Q. You're happy he's still there, you can match up?

ANDRE AGASSI: Yeah, you never really want to see a player like that go away. You never want to see it. It's inevitable for all of us, and you get the feeling like it's closer for some than others. But anybody you've grown up with, competing with, I was just talking about today in the locker room, you know, I've been playing against Michael Chang for 23 years.

Q. When you broke on to the scene, you played against those Juniors, Jim, Michael, Pete, who did you think would be your greatest rival when you were starting off on the tour?

ANDRE AGASSI: It was hard to say because Michael was always younger and playing up, and so was Pete. So they were always sort of smaller and always playing better guys and losing, so you never really had a feel for how good they were going to be. You always sort of were pushing yourself to get better, looking at those, and they weren't quite, in the early Juniors, on my level. I was a year older, and a year makes a huge difference when you're 10 and 12 and 14 years old. Jim was sort of the first one to -- that I felt his presence. The first time Jim came out I said, "This guy has a big game." Michael broke through, but I always thought Jim had a big game.

Q. When you started playing on the tour in the early days, who did you think would be your greatest rival of those three?

ANDRE AGASSI: I'm glad nobody asked me then, because I would have said it might be anybody, but not Pete (laughter). I played Pete in Rome in 1989 and said, "The poor guy can't keep a ball in the court. He never should have got rid of his two-handed backhand. I just don't see a good future for him."

Q. Darren Cahill, 12 months on from his appointment, what has he brought to your game?

ANDRE AGASSI: He's added a tremendous amount. If you really look at it for what it was, last year I left here not only in jeopardy of maybe never playing the game of tennis again, but I left here losing the win here at the Australian Open. I had the win at Palm Springs coming off, I had the win at Key Biscayne coming off. I was a lot closer to 50 in the world than I was 5 in the world with the future unsure.
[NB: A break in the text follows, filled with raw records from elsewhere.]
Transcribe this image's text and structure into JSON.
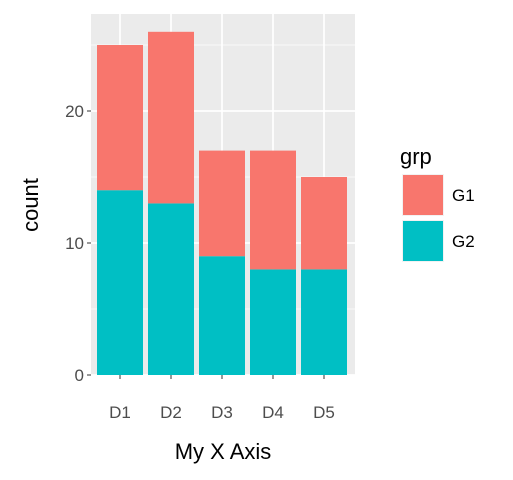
{
  "chart_data": {
    "type": "bar",
    "stacked": true,
    "categories": [
      "D1",
      "D2",
      "D3",
      "D4",
      "D5"
    ],
    "series": [
      {
        "name": "G2",
        "values": [
          14,
          13,
          9,
          8,
          8
        ],
        "color": "#00BFC4"
      },
      {
        "name": "G1",
        "values": [
          11,
          13,
          8,
          9,
          7
        ],
        "color": "#F8766D"
      }
    ],
    "totals": [
      25,
      26,
      17,
      17,
      15
    ],
    "title": "",
    "xlabel": "My X Axis",
    "ylabel": "count",
    "ylim": [
      0,
      26
    ],
    "yticks": [
      0,
      10,
      20
    ],
    "grid": true,
    "panel_background": "#EBEBEB",
    "grid_color": "#FFFFFF",
    "legend": {
      "title": "grp",
      "position": "right",
      "entries": [
        {
          "label": "G1",
          "color": "#F8766D"
        },
        {
          "label": "G2",
          "color": "#00BFC4"
        }
      ]
    }
  }
}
For him to step in and say, "Let's put our head down and go to work, I think there's things I can help you with," that doesn't just speak to him as a coach, because that's a given, but it also speaks to him as a man, somebody who's willing to step into that situation like that with potentially only downside. Unless I'm out here competing to win Slams, he's failed at his job. It takes a strong person to step up and do that, and I appreciated his commitment to me professionally and personally and still do. He's brought a tremendous amount of inspiration to my game, focus, and he's helped me get better.

Q. Wins like today, where it's very tight, the adrenaline is really going, sweeter now for you than they were ten years ago?

ANDRE AGASSI: I think so. I think everything sort of gets exaggerated as you get older. You realize there's less of everything out there to experience. That includes the disappointments. Unfortunately, you need a disappointment to appreciate how good it is to get through difficult matches. I definitely enjoy it more now.